Picasso dedicates works to Sabartés

The affinity and affection between Sabartés and Picasso were exemplified in the numerous painted and written portraits the artist made of Sabartés over the years. As he had done during his friend's lifetime, Picasso continued to donate to Museu Picasso a copy of each of his new prints dedicated to Sabartés after his death.

Envelope of a letter from Picasso to Sabartés
Museu Picasso, Barcelona. Fons Jaume Sabartés
Portraits of Jaume Sabartés made by Picasso

Picasso began to depict Sabartés in 1900, barely a year after they first met, and would continue to do so over a number of years. Some portraits were drawn, others were painted in oils and others took the form of poems.

Prints by Picasso dedicated to Sabartés

In 1935 Picasso began to experience the isolation of the genius in Paris and asked his friend Sabartés to pay him a visit. Sabartés went to Paris and from then on would work closely with Picasso, who began to dedicate a copy of each of his new prints to him. At first, the dedications were long-drawn-out, often in a humorous vein, and later on, once Sabartés had settled in Paris and Picasso was living in the south of France, they became more succinct: 'Pour Sabartés'. And 'Pour Sabartés' they would remain, even after Sabartés's death in 1968, as Picasso continued to donate a copy of each new print to Barcelona's Museu Picasso.
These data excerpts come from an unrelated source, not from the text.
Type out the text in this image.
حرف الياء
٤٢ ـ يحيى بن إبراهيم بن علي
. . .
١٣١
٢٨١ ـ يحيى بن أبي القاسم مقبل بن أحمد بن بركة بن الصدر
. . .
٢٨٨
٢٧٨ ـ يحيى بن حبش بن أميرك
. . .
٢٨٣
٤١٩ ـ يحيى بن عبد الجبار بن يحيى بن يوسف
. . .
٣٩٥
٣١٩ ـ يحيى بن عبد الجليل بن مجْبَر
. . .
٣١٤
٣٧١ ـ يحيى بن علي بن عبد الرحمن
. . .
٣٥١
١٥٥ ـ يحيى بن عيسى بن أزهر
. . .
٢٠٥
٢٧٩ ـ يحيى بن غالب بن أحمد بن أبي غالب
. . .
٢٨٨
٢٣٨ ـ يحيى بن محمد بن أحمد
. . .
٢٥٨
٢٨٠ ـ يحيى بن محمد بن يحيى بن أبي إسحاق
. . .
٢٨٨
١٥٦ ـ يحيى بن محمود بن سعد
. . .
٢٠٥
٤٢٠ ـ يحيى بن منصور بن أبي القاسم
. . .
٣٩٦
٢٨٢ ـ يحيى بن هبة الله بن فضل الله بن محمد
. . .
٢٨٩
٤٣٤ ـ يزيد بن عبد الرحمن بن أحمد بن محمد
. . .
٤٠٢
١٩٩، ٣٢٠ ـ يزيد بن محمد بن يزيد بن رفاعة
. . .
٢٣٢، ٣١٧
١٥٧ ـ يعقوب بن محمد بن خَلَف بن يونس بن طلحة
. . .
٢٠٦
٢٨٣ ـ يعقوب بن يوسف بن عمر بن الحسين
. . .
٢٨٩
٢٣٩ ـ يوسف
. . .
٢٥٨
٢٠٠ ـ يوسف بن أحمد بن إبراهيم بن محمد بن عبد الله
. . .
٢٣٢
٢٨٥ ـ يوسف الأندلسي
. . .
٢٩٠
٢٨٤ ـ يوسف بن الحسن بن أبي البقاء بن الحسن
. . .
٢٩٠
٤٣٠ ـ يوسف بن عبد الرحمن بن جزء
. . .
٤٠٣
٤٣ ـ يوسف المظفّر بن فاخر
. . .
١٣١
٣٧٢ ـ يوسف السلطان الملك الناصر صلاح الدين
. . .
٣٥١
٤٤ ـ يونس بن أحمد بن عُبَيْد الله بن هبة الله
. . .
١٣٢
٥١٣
Sabartés writes a biography of Picasso

The complicity between the two friends allowed Sabartés to get to know the artist well, as he himself declared, 'with no need for him to speak, simply through his work, how he expressed himself'. Thanks to this first-hand knowledge, Sabartés became Picasso's most personal biographer and produced several books of memoirs including Picasso. An Intimate Portrait (1948) and Documents iconographiques (1954).